Kubernetes: Feature Gate Cleanup and Test Modernization
Kubernetes development on June 1st focused heavily on cleaning up deprecated APIs and feature gates, with two separate efforts removing outdated CPU quota tests and kubeadm's legacy beta API. Additional work improved storage benchmark accuracy and expanded the scheduling team.
Duration: PT2M12S
Transcript
Good morning. This is your Kubernetes development briefing for June 1st, 2026.
The main story today is technical debt reduction, with developers systematically removing deprecated features that have reached the end of their lifecycle. Two significant cleanup efforts dominated the activity.
First, the CPU manager saw substantial test cleanup around the "Disable CPU Quota with Exclusive CPUs" feature gate. This gate has been locked to true since version 1.37, making tests that try to disable it both obsolete and problematic. Pull request 139392 addressed immediate test failures where the kubelet would crash-loop when tests attempted to set the gate to false, while pull request 139403 went further by removing all remaining tests that referenced the disabled state. This cleanup eliminates a source of CI instability and removes maintenance overhead for a configuration that's no longer valid.
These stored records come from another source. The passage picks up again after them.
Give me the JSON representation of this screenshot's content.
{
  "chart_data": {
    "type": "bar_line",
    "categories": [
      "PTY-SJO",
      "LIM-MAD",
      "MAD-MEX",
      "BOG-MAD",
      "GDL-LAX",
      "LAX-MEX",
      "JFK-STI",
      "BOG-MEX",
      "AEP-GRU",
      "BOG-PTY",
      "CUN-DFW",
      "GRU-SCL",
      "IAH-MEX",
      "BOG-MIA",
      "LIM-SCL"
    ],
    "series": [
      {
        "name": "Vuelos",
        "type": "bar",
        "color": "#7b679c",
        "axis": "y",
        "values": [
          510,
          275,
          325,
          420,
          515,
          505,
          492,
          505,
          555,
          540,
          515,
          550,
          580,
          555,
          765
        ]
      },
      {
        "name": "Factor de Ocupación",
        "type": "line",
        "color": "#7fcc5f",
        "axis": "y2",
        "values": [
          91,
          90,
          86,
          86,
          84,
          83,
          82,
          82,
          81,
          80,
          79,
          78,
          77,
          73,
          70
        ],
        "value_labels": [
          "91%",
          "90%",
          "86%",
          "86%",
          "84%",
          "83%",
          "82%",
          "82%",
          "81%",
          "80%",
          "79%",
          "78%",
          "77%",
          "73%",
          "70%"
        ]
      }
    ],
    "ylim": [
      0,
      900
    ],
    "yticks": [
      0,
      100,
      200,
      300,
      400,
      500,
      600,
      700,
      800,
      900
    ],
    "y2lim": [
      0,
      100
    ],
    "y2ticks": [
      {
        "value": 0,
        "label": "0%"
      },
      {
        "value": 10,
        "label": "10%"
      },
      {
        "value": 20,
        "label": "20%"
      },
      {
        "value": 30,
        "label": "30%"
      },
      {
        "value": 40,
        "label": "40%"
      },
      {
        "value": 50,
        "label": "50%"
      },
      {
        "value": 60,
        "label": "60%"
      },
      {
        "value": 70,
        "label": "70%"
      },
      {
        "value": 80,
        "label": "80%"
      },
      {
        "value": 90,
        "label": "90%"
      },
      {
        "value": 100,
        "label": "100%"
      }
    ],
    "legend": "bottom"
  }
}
The second major cleanup came from pull request 136016, which removed kubeadm's version 1 beta 3 API entirely, along with the associated Public Keys ECDSA feature gate. This was a broad change touching multiple code areas including fuzzing, scheme definitions, and type conversions. Removing deprecated APIs reduces the attack surface and simplifies the codebase for future development.
Beyond cleanup work, there was notable progress on performance tooling. Pull request 139404 enhanced storage benchmarks by replacing synthetic test data with realistic pod examples, making benchmark results more representative of real-world performance characteristics.
The scheduling special interest group also expanded its reviewer capacity with the addition of a new team member who has been contributing to the project since 2019.
Looking ahead, these cleanup efforts signal continued focus on code health as Kubernetes matures, with teams prioritizing maintainability alongside new feature development.
That's your briefing for June 1st. Back tomorrow with more Kubernetes development updates.